Combining inorganic catalysts with CO2-fixing microorganisms has displayed a high efficiency for electricity-driven CO2 reduction. However, the maximum throughput can be limited by the low solubility of mediators, such as H-2, that deliver reducing equivalents from the electrodes to the microbes. Here we report that the introduction of a biocompatible perfluorocarbon nanoemulsion as a H-2 carrier increases the throughput of CO2 reduction into acetic acid by 190%. With the acetogen Sporomusa ovata as a model system, an average acetate titre of 6.4 +/- 1.1 g l(-1) (107 mM) was achieved in four days with close to 100% Faradaic efficiency.
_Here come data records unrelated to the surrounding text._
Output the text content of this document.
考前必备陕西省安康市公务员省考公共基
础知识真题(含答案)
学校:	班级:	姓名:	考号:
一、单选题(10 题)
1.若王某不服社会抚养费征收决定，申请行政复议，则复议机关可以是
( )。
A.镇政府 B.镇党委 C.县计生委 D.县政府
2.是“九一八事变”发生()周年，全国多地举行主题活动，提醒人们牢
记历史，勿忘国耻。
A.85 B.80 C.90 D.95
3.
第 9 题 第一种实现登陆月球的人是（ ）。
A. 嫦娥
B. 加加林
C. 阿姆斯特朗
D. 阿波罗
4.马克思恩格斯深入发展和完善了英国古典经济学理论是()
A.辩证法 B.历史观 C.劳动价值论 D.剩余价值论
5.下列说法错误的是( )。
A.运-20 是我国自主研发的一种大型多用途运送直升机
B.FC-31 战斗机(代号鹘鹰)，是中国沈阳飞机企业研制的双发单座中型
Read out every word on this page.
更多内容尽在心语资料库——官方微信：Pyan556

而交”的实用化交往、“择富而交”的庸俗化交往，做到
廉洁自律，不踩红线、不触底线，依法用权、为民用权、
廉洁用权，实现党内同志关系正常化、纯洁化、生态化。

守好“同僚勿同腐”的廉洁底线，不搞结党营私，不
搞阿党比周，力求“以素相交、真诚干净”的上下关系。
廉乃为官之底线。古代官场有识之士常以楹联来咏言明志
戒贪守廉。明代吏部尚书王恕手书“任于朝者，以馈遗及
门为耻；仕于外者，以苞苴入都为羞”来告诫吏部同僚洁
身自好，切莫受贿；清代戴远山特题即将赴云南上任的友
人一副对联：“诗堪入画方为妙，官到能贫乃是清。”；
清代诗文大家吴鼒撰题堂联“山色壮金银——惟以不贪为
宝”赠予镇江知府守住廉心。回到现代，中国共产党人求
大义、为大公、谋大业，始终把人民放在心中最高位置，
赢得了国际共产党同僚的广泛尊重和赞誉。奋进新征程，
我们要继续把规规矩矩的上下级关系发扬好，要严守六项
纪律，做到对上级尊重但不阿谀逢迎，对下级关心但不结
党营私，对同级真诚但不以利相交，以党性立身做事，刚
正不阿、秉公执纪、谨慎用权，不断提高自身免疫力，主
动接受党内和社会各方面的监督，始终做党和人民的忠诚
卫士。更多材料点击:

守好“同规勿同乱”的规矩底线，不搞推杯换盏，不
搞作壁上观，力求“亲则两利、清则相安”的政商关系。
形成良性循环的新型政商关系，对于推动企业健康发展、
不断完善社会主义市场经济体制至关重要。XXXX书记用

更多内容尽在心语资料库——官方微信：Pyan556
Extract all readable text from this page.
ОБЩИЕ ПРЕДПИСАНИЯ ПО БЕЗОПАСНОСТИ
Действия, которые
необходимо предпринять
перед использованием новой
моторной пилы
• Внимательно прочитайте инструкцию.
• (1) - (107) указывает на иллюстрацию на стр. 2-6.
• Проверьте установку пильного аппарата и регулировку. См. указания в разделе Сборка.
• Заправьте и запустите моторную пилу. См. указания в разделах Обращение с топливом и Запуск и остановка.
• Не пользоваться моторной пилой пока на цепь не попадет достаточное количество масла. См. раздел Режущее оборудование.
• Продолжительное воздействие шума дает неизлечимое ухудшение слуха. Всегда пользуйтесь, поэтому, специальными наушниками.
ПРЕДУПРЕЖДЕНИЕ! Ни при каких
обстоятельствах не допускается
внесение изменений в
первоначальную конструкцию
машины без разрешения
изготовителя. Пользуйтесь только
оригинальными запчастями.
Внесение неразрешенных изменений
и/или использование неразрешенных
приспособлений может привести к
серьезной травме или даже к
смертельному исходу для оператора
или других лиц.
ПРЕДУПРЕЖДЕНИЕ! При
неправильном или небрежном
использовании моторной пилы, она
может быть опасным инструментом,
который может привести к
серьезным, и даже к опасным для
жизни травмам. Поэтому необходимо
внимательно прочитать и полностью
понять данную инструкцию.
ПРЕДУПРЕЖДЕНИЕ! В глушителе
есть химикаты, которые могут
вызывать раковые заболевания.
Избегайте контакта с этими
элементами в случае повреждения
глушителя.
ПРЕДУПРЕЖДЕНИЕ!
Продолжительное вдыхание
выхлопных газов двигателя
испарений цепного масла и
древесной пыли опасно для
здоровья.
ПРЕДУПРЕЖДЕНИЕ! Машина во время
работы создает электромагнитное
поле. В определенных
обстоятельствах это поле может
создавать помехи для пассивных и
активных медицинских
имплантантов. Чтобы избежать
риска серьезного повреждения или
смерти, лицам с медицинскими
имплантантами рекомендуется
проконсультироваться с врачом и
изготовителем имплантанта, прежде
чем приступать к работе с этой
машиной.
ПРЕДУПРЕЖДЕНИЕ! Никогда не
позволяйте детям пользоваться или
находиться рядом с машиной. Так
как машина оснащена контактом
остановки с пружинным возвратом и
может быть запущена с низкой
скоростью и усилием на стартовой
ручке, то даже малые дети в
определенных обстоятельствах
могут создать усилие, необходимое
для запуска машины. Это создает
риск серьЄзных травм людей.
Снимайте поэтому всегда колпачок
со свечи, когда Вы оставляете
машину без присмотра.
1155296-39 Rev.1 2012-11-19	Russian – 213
This is equivalent to a productivity of 1.1 mM h(-1), among the highest in bioelectrochemical systems. A mechanistic investigation shows that the non-specific binding of perfluorocarbon nanoemulsions promotes the kinetics of H-2 transfer and subsequent oxidation by more than threefold. Introducing nanoscale gas carriers is viable to alleviate throughput bottlenecks in the electricity-driven microbial CO2 reduction into commodity chemicals.